Los Angeles Times

Not quite a happy reunion

- Send questions to Amy Dickinson by email to ask amy@amydickins­on.com.

Dear Amy:

I recently reconnecte­d with a man I was engaged to many years ago. We have not gotten together in person because we live several hours away from each other and are both in our 70s.

The problem is that he blames me for a breakup that happened 50 years ago! (His perception is incorrect, by the way.) We do love one another and spend hours texting.

It is a “virtual romance,” and we are happy with that, but his constant reference about how I destroyed his life gives me a debilitati­ng migraine, and I can’t function afterward for 24 hours!

I have told him that I’m not responsibl­e for how he lived his life after we parted, but he simply says that he’s sad, and then we move forward, only to have the same outburst happen within the next day or two.

How can we resolve his anger management issues without breaking up again? Frustrated Old Lady

Dear Frustrated:

I’m not sure I can help you to help this man resolve his anger issues. That’s his job.

Is he experienci­ng some cognitive decline? Does he have untreated anxiety? Is he drinking when he does this? If so, he should take on the responsibi­lity of taking care of his health.

His reasons for behaving this way are actually immaterial.

Imagine that, instead of being yelled at textually, you two were actually in the same room when he did this.

What would you do? How would you react? I imagine that you would leave the room when he raged. And then — once you had left the room — you might reconsider being in the relationsh­ip at all, because it has become a Groundhog Day reenactmen­t.

Imagine further that you had a friend or family member witness one of these rages. That person would say to you, “Myrtle, this is abuse. Look at what it’s doing to you! It is damaging your health.”

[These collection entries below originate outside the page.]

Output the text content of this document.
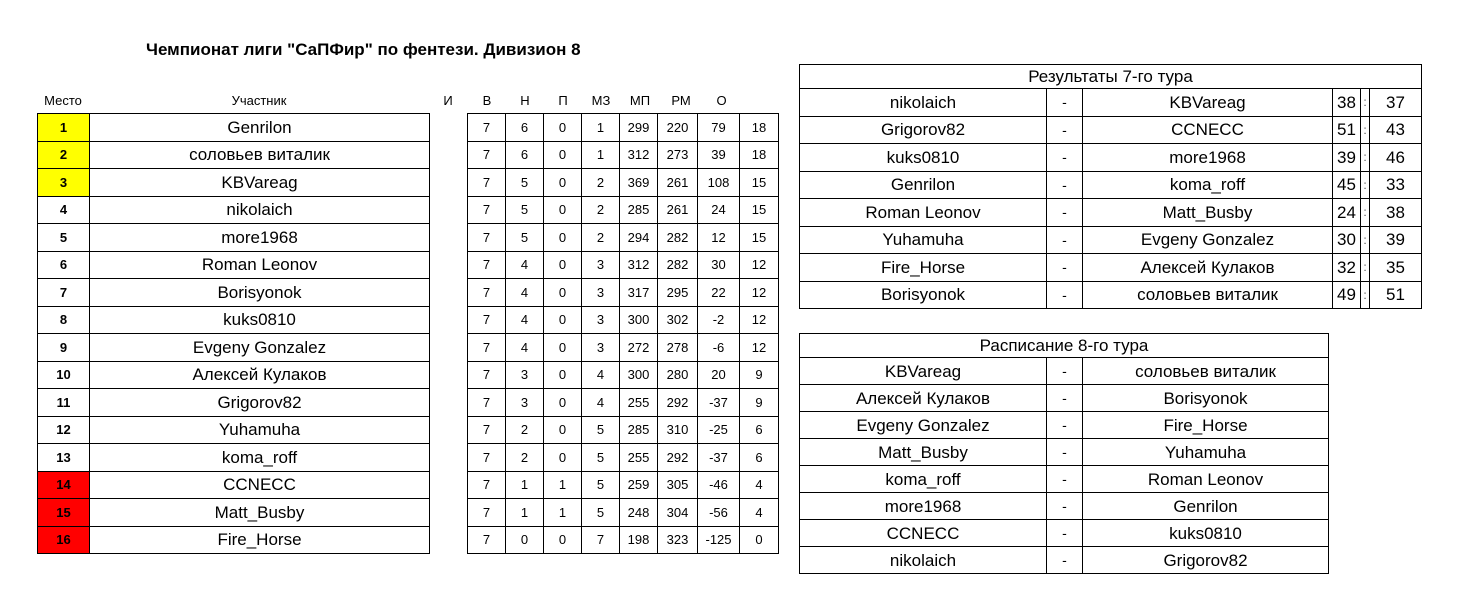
Чемпионат лиги "СаПФир" по фентези. Дивизион 8
Место	Участник	И	В	Н	П	МЗ	МП	РМ	О
1	Genrilon		7	6	0	1	299	220	79	18
2	соловьев виталик		7	6	0	1	312	273	39	18
3	KBVareag		7	5	0	2	369	261	108	15
4	nikolaich		7	5	0	2	285	261	24	15
5	more1968		7	5	0	2	294	282	12	15
6	Roman Leonov		7	4	0	3	312	282	30	12
7	Borisyonok		7	4	0	3	317	295	22	12
8	kuks0810		7	4	0	3	300	302	-2	12
9	Evgeny Gonzalez		7	4	0	3	272	278	-6	12
10	Алексей Кулаков		7	3	0	4	300	280	20	9
11	Grigorov82		7	3	0	4	255	292	-37	9
12	Yuhamuha		7	2	0	5	285	310	-25	6
13	koma_roff		7	2	0	5	255	292	-37	6
14	CCNECC		7	1	1	5	259	305	-46	4
15	Matt_Busby		7	1	1	5	248	304	-56	4
16	Fire_Horse		7	0	0	7	198	323	-125	0
Результаты 7-го тура					
nikolaich	-	KBVareag	38	:	37
Grigorov82	-	CCNECC	51	:	43
kuks0810	-	more1968	39	:	46
Genrilon	-	koma_roff	45	:	33
Roman Leonov	-	Matt_Busby	24	:	38
Yuhamuha	-	Evgeny Gonzalez	30	:	39
Fire_Horse	-	Алексей Кулаков	32	:	35
Borisyonok	-	соловьев виталик	49	:	51
Расписание 8-го тура		
KBVareag	-	соловьев виталик
Алексей Кулаков	-	Borisyonok
Evgeny Gonzalez	-	Fire_Horse
Matt_Busby	-	Yuhamuha
koma_roff	-	Roman Leonov
more1968	-	Genrilon
CCNECC	-	kuks0810
nikolaich	-	Grigorov82
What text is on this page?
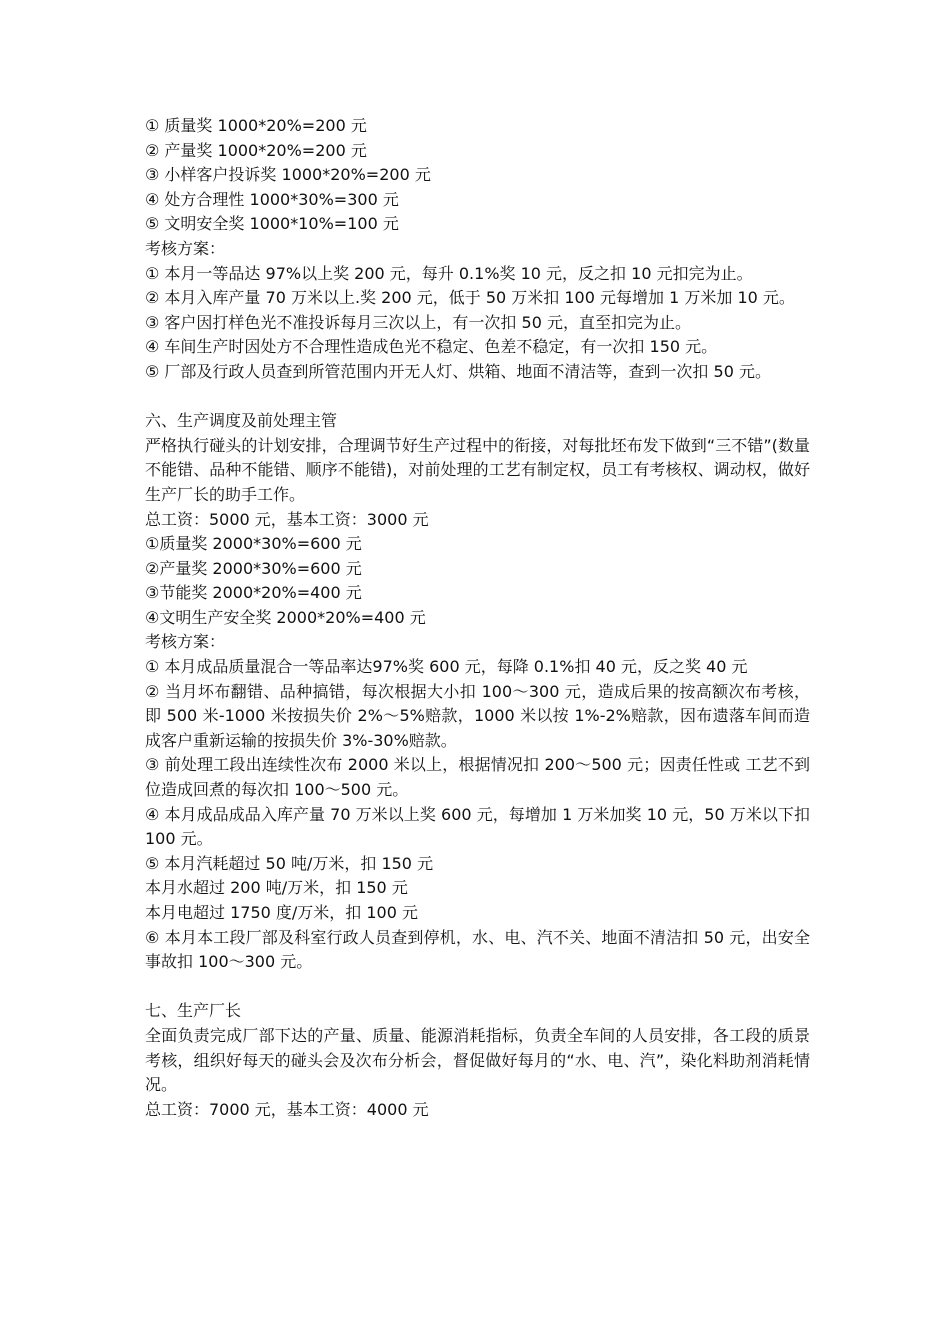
① 质量奖 1000*20%=200 元
② 产量奖 1000*20%=200 元
③ 小样客户投诉奖 1000*20%=200 元
④ 处方合理性 1000*30%=300 元
⑤ 文明安全奖 1000*10%=100 元
考核方案：
① 本月一等品达 97%以上奖 200 元，每升 0.1%奖 10 元，反之扣 10 元扣完为止。
② 本月入库产量 70 万米以上.奖 200 元，低于 50 万米扣 100 元每增加 1 万米加 10 元。
③ 客户因打样色光不准投诉每月三次以上，有一次扣 50 元，直至扣完为止。
④ 车间生产时因处方不合理性造成色光不稳定、色差不稳定，有一次扣 150 元。
⑤ 厂部及行政人员查到所管范围内开无人灯、烘箱、地面不清洁等，查到一次扣 50 元。
六、生产调度及前处理主管
严格执行碰头的计划安排，合理调节好生产过程中的衔接，对每批坯布发下做到“三不错”(数量不能错、品种不能错、顺序不能错)，对前处理的工艺有制定权，员工有考核权、调动权，做好生产厂长的助手工作。
总工资：5000 元，基本工资：3000 元
①质量奖 2000*30%=600 元
②产量奖 2000*30%=600 元
③节能奖 2000*20%=400 元
④文明生产安全奖 2000*20%=400 元
考核方案：
① 本月成品质量混合一等品率达97%奖 600 元，每降 0.1%扣 40 元，反之奖 40 元
② 当月坏布翻错、品种搞错，每次根据大小扣 100～300 元，造成后果的按高额次布考核，即 500 米-1000 米按损失价 2%～5%赔款，1000 米以按 1%-2%赔款，因布遗落车间而造成客户重新运输的按损失价 3%-30%赔款。
③ 前处理工段出连续性次布 2000 米以上，根据情况扣 200～500 元；因责任性或 工艺不到位造成回煮的每次扣 100～500 元。
④ 本月成品成品入库产量 70 万米以上奖 600 元，每增加 1 万米加奖 10 元，50 万米以下扣 100 元。
⑤ 本月汽耗超过 50 吨/万米，扣 150 元
本月水超过 200 吨/万米，扣 150 元
本月电超过 1750 度/万米，扣 100 元
⑥ 本月本工段厂部及科室行政人员查到停机，水、电、汽不关、地面不清洁扣 50 元，出安全事故扣 100～300 元。
七、生产厂长
全面负责完成厂部下达的产量、质量、能源消耗指标，负责全车间的人员安排，各工段的质景考核，组织好每天的碰头会及次布分析会，督促做好每月的“水、电、汽”，染化料助剂消耗情况。
总工资：7000 元，基本工资：4000 元
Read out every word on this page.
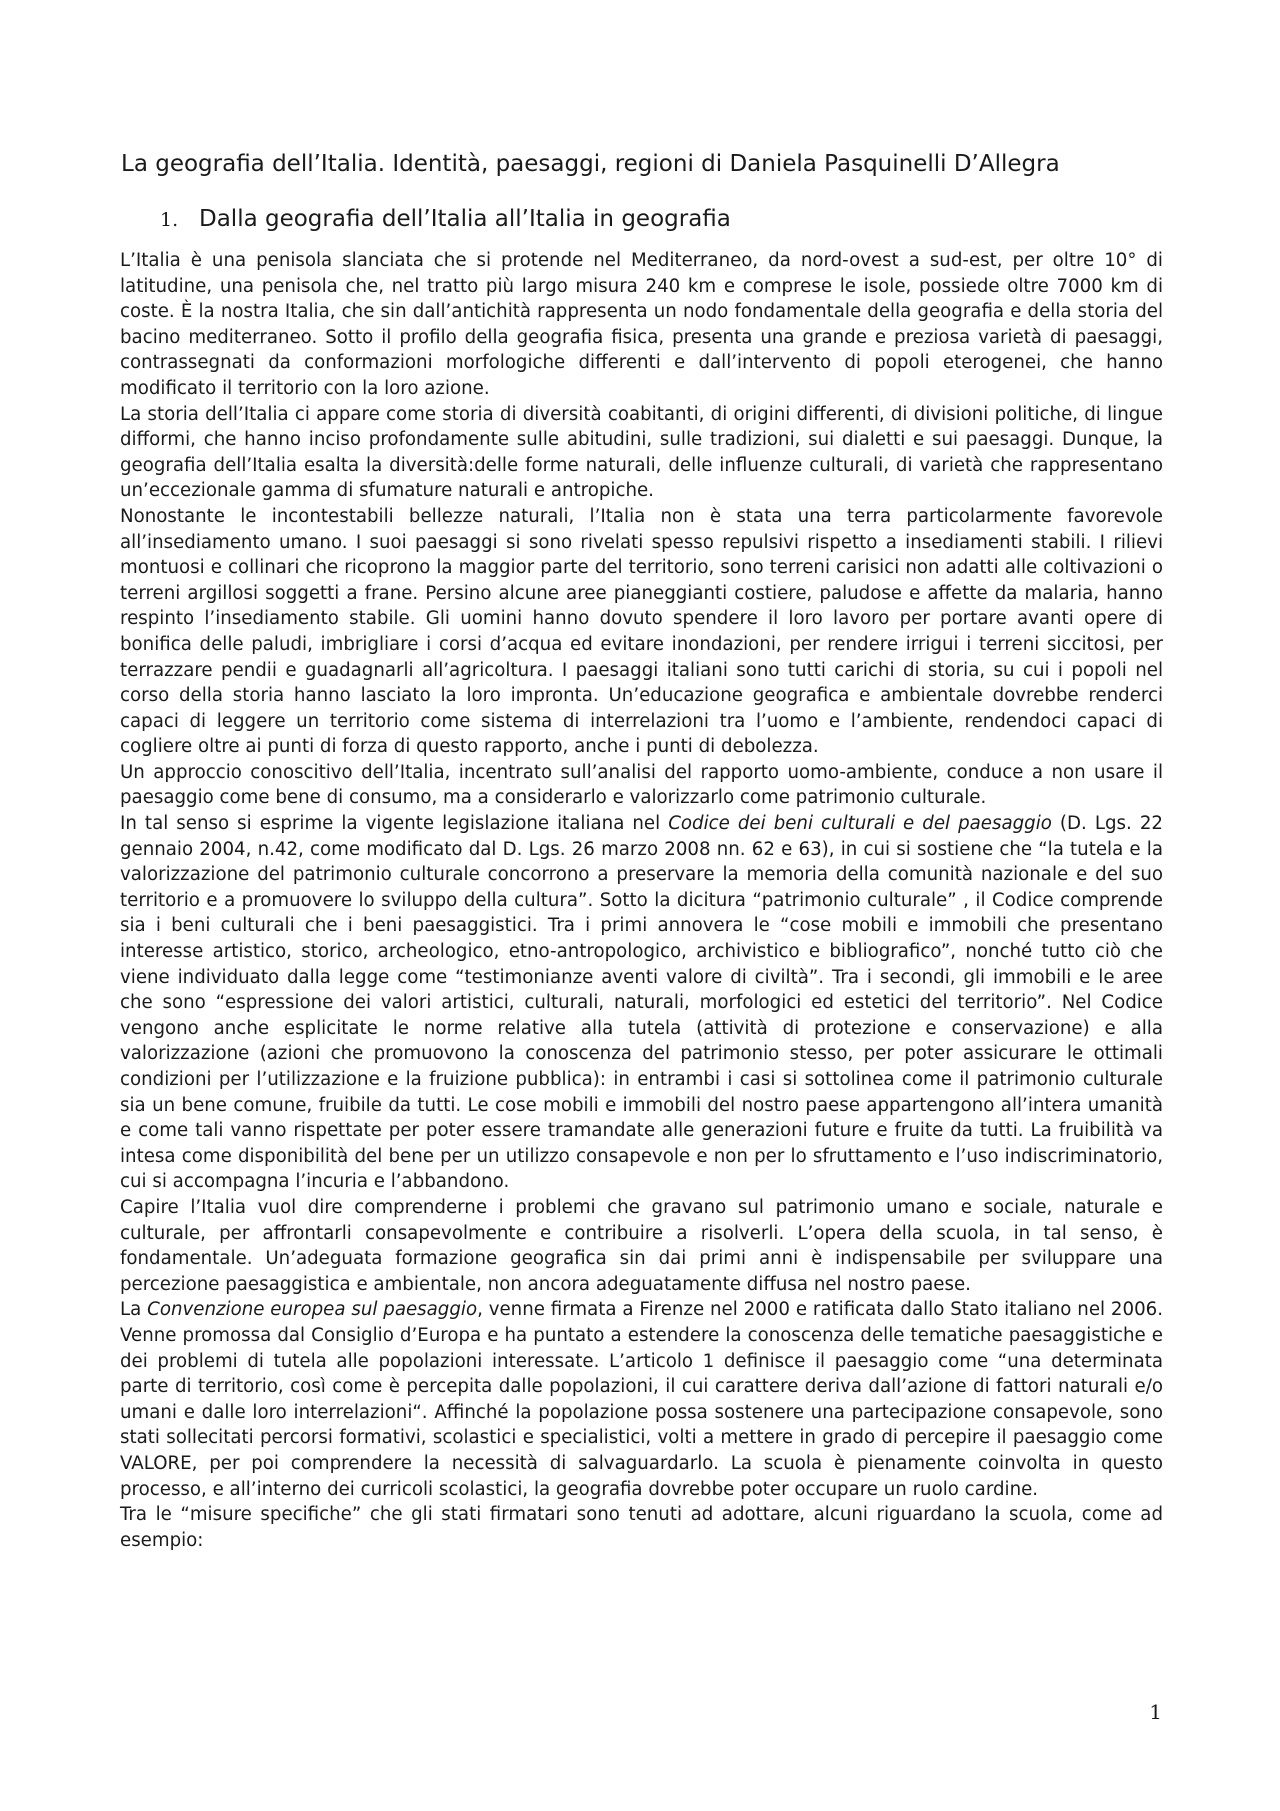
La geografia dell’Italia. Identità, paesaggi, regioni di Daniela Pasquinelli D’Allegra
1. Dalla geografia dell’Italia all’Italia in geografia

L’Italia è una penisola slanciata che si protende nel Mediterraneo, da nord-ovest a sud-est, per oltre 10° di latitudine, una penisola che, nel tratto più largo misura 240 km e comprese le isole, possiede oltre 7000 km di coste. È la nostra Italia, che sin dall’antichità rappresenta un nodo fondamentale della geografia e della storia del bacino mediterraneo. Sotto il profilo della geografia fisica, presenta una grande e preziosa varietà di paesaggi, contrassegnati da conformazioni morfologiche differenti e dall’intervento di popoli eterogenei, che hanno modificato il territorio con la loro azione.

La storia dell’Italia ci appare come storia di diversità coabitanti, di origini differenti, di divisioni politiche, di lingue difformi, che hanno inciso profondamente sulle abitudini, sulle tradizioni, sui dialetti e sui paesaggi. Dunque, la geografia dell’Italia esalta la diversità:delle forme naturali, delle influenze culturali, di varietà che rappresentano un’eccezionale gamma di sfumature naturali e antropiche.

Nonostante le incontestabili bellezze naturali, l’Italia non è stata una terra particolarmente favorevole all’insediamento umano. I suoi paesaggi si sono rivelati spesso repulsivi rispetto a insediamenti stabili. I rilievi montuosi e collinari che ricoprono la maggior parte del territorio, sono terreni carisici non adatti alle coltivazioni o terreni argillosi soggetti a frane. Persino alcune aree pianeggianti costiere, paludose e affette da malaria, hanno respinto l’insediamento stabile. Gli uomini hanno dovuto spendere il loro lavoro per portare avanti opere di bonifica delle paludi, imbrigliare i corsi d’acqua ed evitare inondazioni, per rendere irrigui i terreni siccitosi, per terrazzare pendii e guadagnarli all’agricoltura. I paesaggi italiani sono tutti carichi di storia, su cui i popoli nel corso della storia hanno lasciato la loro impronta. Un’educazione geografica e ambientale dovrebbe renderci capaci di leggere un territorio come sistema di interrelazioni tra l’uomo e l’ambiente, rendendoci capaci di cogliere oltre ai punti di forza di questo rapporto, anche i punti di debolezza.

Un approccio conoscitivo dell’Italia, incentrato sull’analisi del rapporto uomo-ambiente, conduce a non usare il paesaggio come bene di consumo, ma a considerarlo e valorizzarlo come patrimonio culturale.

In tal senso si esprime la vigente legislazione italiana nel Codice dei beni culturali e del paesaggio (D. Lgs. 22 gennaio 2004, n.42, come modificato dal D. Lgs. 26 marzo 2008 nn. 62 e 63), in cui si sostiene che “la tutela e la valorizzazione del patrimonio culturale concorrono a preservare la memoria della comunità nazionale e del suo territorio e a promuovere lo sviluppo della cultura”. Sotto la dicitura “patrimonio culturale” , il Codice comprende sia i beni culturali che i beni paesaggistici. Tra i primi annovera le “cose mobili e immobili che presentano interesse artistico, storico, archeologico, etno-antropologico, archivistico e bibliografico”, nonché tutto ciò che viene individuato dalla legge come “testimonianze aventi valore di civiltà”. Tra i secondi, gli immobili e le aree che sono “espressione dei valori artistici, culturali, naturali, morfologici ed estetici del territorio”. Nel Codice vengono anche esplicitate le norme relative alla tutela (attività di protezione e conservazione) e alla valorizzazione (azioni che promuovono la conoscenza del patrimonio stesso, per poter assicurare le ottimali condizioni per l’utilizzazione e la fruizione pubblica): in entrambi i casi si sottolinea come il patrimonio culturale sia un bene comune, fruibile da tutti. Le cose mobili e immobili del nostro paese appartengono all’intera umanità e come tali vanno rispettate per poter essere tramandate alle generazioni future e fruite da tutti. La fruibilità va intesa come disponibilità del bene per un utilizzo consapevole e non per lo sfruttamento e l’uso indiscriminatorio, cui si accompagna l’incuria e l’abbandono.

Capire l’Italia vuol dire comprenderne i problemi che gravano sul patrimonio umano e sociale, naturale e culturale, per affrontarli consapevolmente e contribuire a risolverli. L’opera della scuola, in tal senso, è fondamentale. Un’adeguata formazione geografica sin dai primi anni è indispensabile per sviluppare una percezione paesaggistica e ambientale, non ancora adeguatamente diffusa nel nostro paese.

La Convenzione europea sul paesaggio, venne firmata a Firenze nel 2000 e ratificata dallo Stato italiano nel 2006. Venne promossa dal Consiglio d’Europa e ha puntato a estendere la conoscenza delle tematiche paesaggistiche e dei problemi di tutela alle popolazioni interessate. L’articolo 1 definisce il paesaggio come “una determinata parte di territorio, così come è percepita dalle popolazioni, il cui carattere deriva dall’azione di fattori naturali e/o umani e dalle loro interrelazioni“. Affinché la popolazione possa sostenere una partecipazione consapevole, sono stati sollecitati percorsi formativi, scolastici e specialistici, volti a mettere in grado di percepire il paesaggio come VALORE, per poi comprendere la necessità di salvaguardarlo. La scuola è pienamente coinvolta in questo processo, e all’interno dei curricoli scolastici, la geografia dovrebbe poter occupare un ruolo cardine.

Tra le “misure specifiche” che gli stati firmatari sono tenuti ad adottare, alcuni riguardano la scuola, come ad esempio:

1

Abuse does not only happen in person. It can happen online, through text, on the phone or via Zoom, FaceTime or postal mail.

I suggest that when this happens again, you respond: “I want our relationsh­ip to succeed and proceed peacefully. I completely dispute your memory of this. But regardless, I’m telling you now that if you ever communicat­e with me this way again, I really will break up with you. Do you understand?”

If he responds in any way other than to acknowledg­e and apologize, then you should break up. If he acknowledg­es and apologizes, but then reverts to his previous behavior, it’s over.

Dear Amy:

I have a relative, “Steven,” whose father passed away on Steven’s birthday.

Five years have passed, but yet it still feels odd when texting or writing out his card with a big “Happy Birthday!” While I want him to enjoy his day, I know the feelings are mixed with guilt of celebratin­g his birth on an anniversar­y of his father’s passing.

What are some appropriat­e messages I could use in lieu of the standard “Happy Birthday”? Wondering

Dear Wondering:

This is tough. I suggest that you convey: “I understand this might be a day of big and mixed emotions for you, but I hope you find good ways to celebrate. I’m always thinking of you, and I carry many very happy memories of your father.”